年を経るごとに進化し、戦闘力を高めてゆくF1マシンとレギュレーション変更によるイコールコンディション化は、F1のもつ本来のレースという目的を常に追い求めるものですが、行われるサーキット自体は旧来のものをせいぜい改修するにとどまっていました。今回のこの新設コースでのレースを見ていて印象的だったのは、あちらこちらで行われる抜きつぬかれつのレースそのものであり、最近のF1では見ることの少なくなったバトルシーンです。ピットレーンのコンクリート舗装の仕上がりには若干の問題はあったようですが、とにかく面白いサーキットが誕生したというのが私の感想です。


***王者の威信
予選の第一コーナーでらしからぬスピンをし、エンジン交換してピットスタートした王者シューマッハ。「原因は不明で調査中!」という自らの非を否定したコメントを残した彼でしたが、同じようなスピンを決勝でもしでかした彼に対して、チームの公式見解は「彼のミス」。
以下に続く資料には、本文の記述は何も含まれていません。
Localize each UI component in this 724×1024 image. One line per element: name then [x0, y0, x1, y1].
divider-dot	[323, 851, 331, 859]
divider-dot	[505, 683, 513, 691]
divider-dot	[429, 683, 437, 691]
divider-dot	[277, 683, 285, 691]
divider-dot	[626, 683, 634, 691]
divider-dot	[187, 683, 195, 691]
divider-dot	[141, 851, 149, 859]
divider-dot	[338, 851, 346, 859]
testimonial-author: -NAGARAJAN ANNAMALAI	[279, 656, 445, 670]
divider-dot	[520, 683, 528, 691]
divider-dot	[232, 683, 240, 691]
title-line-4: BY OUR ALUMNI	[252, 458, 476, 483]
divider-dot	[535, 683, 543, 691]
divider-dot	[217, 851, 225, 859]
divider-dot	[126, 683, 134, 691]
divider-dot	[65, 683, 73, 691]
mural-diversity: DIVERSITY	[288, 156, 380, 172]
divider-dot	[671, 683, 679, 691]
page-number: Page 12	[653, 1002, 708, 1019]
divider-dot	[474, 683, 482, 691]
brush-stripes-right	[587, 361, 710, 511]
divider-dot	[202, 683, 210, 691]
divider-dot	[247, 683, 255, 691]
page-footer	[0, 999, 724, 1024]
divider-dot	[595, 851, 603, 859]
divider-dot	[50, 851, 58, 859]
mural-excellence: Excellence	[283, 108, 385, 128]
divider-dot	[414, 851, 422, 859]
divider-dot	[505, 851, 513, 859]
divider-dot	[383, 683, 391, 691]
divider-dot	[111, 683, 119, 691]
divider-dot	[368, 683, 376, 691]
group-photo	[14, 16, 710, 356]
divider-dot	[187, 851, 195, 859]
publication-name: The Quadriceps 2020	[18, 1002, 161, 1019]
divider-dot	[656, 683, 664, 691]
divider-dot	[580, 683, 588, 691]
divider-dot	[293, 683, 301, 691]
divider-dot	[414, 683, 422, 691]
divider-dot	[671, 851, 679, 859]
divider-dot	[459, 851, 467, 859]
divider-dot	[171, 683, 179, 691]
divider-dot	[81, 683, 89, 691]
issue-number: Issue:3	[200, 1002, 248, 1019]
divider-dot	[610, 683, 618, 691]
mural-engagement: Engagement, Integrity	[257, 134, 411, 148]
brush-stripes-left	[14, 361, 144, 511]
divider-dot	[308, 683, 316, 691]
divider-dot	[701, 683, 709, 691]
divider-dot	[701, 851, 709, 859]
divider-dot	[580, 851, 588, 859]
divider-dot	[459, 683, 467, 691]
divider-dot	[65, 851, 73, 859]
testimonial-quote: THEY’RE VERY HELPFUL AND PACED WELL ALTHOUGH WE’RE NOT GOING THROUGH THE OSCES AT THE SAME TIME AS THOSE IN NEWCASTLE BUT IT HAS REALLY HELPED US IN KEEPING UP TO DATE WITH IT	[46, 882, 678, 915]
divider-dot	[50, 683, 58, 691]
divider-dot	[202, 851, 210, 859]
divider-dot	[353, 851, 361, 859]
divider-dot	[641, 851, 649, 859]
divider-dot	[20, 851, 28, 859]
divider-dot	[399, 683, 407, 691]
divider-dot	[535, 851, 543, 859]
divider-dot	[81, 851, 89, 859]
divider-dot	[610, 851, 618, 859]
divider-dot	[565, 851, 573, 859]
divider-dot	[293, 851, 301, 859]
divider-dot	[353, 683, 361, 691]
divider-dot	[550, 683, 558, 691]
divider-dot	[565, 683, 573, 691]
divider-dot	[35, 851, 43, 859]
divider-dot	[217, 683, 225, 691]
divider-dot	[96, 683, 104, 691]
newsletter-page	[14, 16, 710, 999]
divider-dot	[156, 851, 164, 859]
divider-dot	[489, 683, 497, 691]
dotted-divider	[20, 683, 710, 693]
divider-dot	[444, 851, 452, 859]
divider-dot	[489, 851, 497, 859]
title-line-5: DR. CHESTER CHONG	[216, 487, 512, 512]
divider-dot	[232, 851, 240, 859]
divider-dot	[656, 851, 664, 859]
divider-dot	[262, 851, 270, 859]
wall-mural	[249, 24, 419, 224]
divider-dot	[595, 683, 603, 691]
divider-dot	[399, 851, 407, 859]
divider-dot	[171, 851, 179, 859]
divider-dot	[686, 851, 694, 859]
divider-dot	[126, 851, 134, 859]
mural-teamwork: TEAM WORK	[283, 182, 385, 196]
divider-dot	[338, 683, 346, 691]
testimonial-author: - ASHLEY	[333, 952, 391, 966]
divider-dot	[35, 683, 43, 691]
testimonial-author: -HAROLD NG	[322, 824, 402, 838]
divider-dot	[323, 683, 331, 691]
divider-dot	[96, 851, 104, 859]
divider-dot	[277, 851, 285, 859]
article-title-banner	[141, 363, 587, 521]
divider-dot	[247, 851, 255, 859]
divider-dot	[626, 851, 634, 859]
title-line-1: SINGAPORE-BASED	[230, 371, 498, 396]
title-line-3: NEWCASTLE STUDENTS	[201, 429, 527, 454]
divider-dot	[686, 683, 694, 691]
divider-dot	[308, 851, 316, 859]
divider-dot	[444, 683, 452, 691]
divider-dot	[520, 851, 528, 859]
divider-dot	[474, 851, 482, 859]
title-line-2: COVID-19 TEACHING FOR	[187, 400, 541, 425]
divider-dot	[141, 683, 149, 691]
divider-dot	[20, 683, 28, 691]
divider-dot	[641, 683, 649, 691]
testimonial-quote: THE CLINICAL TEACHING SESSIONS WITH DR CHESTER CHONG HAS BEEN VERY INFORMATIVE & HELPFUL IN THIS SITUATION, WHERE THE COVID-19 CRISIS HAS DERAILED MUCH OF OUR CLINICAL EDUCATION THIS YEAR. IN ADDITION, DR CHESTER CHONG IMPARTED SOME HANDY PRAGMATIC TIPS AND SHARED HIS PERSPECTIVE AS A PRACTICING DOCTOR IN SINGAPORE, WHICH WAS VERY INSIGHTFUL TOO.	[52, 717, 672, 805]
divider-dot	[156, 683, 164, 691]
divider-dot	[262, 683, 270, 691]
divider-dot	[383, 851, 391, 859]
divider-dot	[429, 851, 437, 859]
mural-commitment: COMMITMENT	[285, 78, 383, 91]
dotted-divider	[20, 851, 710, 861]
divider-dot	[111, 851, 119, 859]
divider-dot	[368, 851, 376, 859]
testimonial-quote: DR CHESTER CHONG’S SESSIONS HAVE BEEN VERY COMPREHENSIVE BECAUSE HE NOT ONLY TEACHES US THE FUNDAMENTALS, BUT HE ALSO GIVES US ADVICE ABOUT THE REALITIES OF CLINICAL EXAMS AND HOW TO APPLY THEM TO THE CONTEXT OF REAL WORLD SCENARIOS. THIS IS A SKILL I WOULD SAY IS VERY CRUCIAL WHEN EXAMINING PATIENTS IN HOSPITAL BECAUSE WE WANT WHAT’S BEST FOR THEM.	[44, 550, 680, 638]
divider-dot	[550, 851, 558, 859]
両方ともドライバーとしては激しいアンダーと戦う場所でのリアが飛ばされるような王者をしてコントロール不可能なオーバー・ブレイク。もしやBSの問題なのかと心配してしまうのは、私のわずかに残るナショナリズムです。決勝では前記のスピンのほか、強引なオーバーテイクの直後にルーティン・ピットインするなど、これ見よがしと思える王者アピールには、ちょっとどうかと思ってしまいました。

確かに彼はすごい。早いしうまいし強い。車自体のポテンシャルもさることながら、決勝に向けてセッティングしてゆく技術、天性の感覚、勝負強さやコンセントレーション能力。それが、彼を「王者」と呼ばせるゆえんであり、常勝の源泉でもあります。しかし、しかしですよ、私にはあの強引とも思えるオーバーテイクに、スポーツマンシップを見つけることができず、小賢しいビジネスマンのほくそえんだ笑顔に見えてしまうのです。確かに彼にも、中国初のグランプリで、彼自身とチーム、そしてスクーデリア・フェラーリを強烈にアピールする大きな使命があったと思いますし、彼の今回の一連のアピールは、その結果だといえます。しかし私が彼にもうひとつ賛同できないのは、もうちょっと違った面、失われつつあるピュアーなスポーツマインドの片鱗が見えてこないことです。F1がスポーツであるからこそ、スポーツである続けることで、多くの感動が生まれ続けるのではないでしょうか?

そんなわけで、やぱりセナは素晴らしいレーサーだったと、今さらながらに思ってしまうのは、ただのおじさんの懐古趣味なんでしょうか?